Now I'm all about the Catbook. Yeah: I'm that guy. I'm trying to maintain some semblance of sanity around the whole thing in that I don't friend up with cats I haven't met just because I know their humans, and I don't let other people be in Zam's family because she's mine all mine. Someone tried to co-own Zam last night and I REJECTED that shit. Just as, I feel, Zam would do if she had opposable thumbs and rudimentary computer knowledge. She and I are both fullsome in our casual disregard of the feelings of others.

Podcast re: 1MFVF with me as the guest. I realize that we owe the world a Mamo, and a (different "we") Suck It, and probably some other stuff too. But scheduling's been a bitch.

Slash last night: didn't work out. Apparently rock gods don't hang about in bookstores for long, like they did back in my day.
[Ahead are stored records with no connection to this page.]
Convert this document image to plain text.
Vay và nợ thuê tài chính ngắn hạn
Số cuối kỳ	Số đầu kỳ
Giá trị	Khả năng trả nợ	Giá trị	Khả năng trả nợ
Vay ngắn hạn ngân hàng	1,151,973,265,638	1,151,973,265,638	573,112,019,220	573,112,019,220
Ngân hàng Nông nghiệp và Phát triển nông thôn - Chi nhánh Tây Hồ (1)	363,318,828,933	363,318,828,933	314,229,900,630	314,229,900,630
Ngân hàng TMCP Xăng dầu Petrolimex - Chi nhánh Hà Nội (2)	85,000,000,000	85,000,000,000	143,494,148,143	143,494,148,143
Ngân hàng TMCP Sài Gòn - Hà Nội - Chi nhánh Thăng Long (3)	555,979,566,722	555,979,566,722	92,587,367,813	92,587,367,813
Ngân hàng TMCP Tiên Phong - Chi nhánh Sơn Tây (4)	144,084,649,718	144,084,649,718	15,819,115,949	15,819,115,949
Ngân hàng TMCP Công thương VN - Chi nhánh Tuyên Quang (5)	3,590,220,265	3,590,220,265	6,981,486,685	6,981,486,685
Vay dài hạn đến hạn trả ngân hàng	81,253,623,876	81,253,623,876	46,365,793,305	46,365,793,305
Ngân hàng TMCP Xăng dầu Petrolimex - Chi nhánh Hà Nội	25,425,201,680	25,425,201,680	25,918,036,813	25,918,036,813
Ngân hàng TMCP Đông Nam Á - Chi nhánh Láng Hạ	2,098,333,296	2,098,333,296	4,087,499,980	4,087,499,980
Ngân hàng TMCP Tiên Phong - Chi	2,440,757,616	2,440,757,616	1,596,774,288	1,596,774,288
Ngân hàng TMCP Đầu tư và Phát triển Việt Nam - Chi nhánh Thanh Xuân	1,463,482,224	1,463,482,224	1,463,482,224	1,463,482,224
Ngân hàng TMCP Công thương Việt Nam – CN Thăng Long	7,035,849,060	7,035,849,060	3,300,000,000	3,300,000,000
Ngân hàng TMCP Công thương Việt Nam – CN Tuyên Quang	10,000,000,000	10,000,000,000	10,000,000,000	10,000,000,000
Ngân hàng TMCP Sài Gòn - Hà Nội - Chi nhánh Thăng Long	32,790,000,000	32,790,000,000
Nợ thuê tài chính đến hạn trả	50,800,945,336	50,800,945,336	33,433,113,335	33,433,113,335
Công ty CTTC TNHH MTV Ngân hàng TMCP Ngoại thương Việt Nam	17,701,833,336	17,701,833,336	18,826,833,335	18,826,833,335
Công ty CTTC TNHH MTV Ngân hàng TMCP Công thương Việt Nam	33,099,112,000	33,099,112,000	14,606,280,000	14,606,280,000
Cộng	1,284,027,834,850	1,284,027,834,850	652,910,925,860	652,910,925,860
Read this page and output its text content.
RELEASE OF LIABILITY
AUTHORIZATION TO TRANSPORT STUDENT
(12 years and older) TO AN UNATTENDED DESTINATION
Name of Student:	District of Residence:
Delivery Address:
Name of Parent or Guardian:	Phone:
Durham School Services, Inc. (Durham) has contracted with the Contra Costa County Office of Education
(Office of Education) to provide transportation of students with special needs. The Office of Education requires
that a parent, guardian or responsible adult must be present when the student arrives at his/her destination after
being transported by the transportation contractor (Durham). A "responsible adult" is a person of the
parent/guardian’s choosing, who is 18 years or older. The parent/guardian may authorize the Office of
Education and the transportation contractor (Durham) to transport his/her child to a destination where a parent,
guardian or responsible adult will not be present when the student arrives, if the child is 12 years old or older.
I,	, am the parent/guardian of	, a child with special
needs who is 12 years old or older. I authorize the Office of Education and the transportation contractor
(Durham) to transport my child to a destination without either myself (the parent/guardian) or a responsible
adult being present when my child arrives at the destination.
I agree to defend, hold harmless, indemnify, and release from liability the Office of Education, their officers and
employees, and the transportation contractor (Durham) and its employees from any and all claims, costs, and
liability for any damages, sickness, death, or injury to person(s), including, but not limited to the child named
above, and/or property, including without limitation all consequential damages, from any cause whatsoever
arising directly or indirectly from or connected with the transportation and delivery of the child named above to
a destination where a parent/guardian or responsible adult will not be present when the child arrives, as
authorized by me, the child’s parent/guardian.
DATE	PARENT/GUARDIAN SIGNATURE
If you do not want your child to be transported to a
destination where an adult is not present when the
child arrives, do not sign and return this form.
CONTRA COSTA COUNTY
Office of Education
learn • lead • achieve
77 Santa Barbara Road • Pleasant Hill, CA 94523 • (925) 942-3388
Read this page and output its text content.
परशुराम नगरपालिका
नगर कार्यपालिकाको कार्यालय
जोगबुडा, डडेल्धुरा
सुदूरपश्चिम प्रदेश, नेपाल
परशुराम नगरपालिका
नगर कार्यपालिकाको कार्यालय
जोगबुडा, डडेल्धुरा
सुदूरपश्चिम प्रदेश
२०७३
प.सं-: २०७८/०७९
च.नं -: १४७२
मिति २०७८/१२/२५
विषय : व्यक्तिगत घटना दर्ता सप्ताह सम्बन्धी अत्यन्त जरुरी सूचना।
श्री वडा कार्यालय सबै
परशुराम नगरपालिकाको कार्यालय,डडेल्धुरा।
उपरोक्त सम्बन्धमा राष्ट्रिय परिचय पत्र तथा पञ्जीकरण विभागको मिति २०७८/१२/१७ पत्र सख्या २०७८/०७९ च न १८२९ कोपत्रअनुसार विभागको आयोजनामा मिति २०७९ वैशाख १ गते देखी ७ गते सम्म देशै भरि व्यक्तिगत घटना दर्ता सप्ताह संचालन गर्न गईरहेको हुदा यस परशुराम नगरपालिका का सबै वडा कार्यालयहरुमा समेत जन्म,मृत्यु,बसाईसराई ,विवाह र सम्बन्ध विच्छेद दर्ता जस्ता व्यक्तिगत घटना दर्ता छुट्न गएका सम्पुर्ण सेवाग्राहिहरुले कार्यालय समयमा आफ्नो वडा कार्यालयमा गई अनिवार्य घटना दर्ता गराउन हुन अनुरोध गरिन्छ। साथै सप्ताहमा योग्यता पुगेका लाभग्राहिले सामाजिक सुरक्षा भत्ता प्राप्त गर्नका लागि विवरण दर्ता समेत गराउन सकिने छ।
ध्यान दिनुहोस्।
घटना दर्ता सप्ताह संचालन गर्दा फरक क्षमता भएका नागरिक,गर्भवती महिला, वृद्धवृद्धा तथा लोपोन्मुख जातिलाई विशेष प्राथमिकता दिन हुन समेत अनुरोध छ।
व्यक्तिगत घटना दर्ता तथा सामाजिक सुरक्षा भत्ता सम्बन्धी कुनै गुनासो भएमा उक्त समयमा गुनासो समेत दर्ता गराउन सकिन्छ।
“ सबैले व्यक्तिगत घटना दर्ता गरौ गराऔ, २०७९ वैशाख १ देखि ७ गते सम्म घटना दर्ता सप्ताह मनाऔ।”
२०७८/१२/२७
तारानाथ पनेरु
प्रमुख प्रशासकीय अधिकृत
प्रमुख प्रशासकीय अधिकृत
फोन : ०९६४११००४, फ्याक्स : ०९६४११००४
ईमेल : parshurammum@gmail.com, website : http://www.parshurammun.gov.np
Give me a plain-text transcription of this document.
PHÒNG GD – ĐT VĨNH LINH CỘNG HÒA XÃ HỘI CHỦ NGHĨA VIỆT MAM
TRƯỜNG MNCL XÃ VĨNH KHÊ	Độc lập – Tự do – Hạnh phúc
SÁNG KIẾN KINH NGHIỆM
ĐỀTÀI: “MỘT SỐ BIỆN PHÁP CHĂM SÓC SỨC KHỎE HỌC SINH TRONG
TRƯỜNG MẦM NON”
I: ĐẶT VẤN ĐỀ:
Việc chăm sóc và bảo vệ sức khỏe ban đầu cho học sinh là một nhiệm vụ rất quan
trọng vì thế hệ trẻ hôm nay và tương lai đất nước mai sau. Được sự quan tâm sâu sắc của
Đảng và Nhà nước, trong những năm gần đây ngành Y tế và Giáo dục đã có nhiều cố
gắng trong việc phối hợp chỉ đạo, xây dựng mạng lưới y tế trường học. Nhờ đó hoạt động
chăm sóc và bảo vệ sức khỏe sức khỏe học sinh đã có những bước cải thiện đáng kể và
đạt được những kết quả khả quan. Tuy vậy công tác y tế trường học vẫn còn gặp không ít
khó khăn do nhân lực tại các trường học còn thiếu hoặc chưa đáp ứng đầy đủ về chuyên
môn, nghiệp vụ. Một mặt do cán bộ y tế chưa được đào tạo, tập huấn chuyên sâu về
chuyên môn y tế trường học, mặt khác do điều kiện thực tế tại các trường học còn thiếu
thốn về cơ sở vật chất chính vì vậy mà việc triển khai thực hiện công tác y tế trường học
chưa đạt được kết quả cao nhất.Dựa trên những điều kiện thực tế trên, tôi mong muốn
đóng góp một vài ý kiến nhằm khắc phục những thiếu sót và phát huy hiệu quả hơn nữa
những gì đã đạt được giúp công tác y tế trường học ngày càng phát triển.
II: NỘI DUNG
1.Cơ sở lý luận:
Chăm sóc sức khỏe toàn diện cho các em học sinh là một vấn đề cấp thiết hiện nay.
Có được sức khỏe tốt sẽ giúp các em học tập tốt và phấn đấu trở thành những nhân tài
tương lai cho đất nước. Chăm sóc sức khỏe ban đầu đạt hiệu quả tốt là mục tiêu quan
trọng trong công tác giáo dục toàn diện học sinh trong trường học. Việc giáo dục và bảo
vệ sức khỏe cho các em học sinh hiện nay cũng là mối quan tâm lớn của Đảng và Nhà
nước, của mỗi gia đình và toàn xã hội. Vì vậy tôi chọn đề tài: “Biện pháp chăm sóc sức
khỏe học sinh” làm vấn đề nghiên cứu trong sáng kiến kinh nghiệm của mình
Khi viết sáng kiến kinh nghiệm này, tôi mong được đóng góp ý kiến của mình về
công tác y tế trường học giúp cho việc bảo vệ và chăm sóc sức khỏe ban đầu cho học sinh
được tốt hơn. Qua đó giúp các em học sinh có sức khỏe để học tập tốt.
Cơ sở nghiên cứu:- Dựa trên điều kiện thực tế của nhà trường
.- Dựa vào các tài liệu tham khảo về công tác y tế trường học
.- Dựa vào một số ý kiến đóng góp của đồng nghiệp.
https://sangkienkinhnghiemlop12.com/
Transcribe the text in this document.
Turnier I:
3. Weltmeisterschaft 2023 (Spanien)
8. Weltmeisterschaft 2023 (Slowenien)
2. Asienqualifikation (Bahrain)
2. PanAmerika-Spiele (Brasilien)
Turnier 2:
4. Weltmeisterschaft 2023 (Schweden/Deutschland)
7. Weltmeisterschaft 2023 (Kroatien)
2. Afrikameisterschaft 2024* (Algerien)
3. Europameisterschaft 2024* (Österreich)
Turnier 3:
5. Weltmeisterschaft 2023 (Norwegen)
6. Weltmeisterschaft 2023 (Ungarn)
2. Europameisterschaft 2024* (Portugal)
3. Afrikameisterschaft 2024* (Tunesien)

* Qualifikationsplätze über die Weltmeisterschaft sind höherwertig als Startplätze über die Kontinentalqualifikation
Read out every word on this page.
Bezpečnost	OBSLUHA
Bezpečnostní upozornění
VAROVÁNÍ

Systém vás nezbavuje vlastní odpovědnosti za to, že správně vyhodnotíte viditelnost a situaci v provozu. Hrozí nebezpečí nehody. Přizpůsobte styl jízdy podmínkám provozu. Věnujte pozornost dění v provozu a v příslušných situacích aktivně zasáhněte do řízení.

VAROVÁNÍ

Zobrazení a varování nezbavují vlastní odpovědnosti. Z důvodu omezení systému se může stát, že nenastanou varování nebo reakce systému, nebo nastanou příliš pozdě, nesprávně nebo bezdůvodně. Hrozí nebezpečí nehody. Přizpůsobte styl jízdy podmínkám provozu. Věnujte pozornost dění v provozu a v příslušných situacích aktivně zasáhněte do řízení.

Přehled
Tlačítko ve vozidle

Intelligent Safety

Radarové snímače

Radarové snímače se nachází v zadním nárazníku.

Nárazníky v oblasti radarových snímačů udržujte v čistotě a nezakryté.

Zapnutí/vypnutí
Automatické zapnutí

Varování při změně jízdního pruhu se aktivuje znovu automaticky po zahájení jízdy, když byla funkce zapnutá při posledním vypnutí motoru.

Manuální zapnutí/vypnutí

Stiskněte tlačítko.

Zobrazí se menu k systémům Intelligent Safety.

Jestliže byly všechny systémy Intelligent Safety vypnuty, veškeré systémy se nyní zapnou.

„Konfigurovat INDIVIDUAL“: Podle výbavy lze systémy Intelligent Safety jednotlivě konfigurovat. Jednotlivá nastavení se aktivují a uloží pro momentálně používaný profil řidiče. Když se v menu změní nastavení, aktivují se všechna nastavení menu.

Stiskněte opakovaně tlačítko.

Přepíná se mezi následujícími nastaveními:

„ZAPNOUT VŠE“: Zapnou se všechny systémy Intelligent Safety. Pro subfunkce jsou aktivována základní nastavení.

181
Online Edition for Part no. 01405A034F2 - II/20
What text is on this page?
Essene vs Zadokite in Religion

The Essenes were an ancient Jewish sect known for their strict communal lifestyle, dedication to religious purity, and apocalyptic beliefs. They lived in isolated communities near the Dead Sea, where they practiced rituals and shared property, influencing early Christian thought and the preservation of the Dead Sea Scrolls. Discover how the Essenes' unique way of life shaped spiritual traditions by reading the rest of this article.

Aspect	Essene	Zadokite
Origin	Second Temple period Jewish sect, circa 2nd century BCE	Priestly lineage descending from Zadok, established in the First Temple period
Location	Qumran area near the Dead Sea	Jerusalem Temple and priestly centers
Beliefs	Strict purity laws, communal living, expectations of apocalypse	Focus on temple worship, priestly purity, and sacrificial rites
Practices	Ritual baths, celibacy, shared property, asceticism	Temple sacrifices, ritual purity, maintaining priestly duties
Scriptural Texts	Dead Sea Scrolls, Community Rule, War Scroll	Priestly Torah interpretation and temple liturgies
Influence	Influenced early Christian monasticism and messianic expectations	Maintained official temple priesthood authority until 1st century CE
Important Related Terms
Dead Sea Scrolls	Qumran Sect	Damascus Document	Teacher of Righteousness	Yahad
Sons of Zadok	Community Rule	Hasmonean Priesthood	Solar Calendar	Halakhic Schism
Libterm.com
These kids today! Consornit. But there was something mildly spiritual in me, Mark and Adam at least trying for it. Cuz who else would?

Me and the Cannonball just commiserated at length, because we're both fed up with every single thing about the now. But I'm sure it will pass. Really I'm only bummed about two things. And they can't keep us locked up in these bamboo cages forever.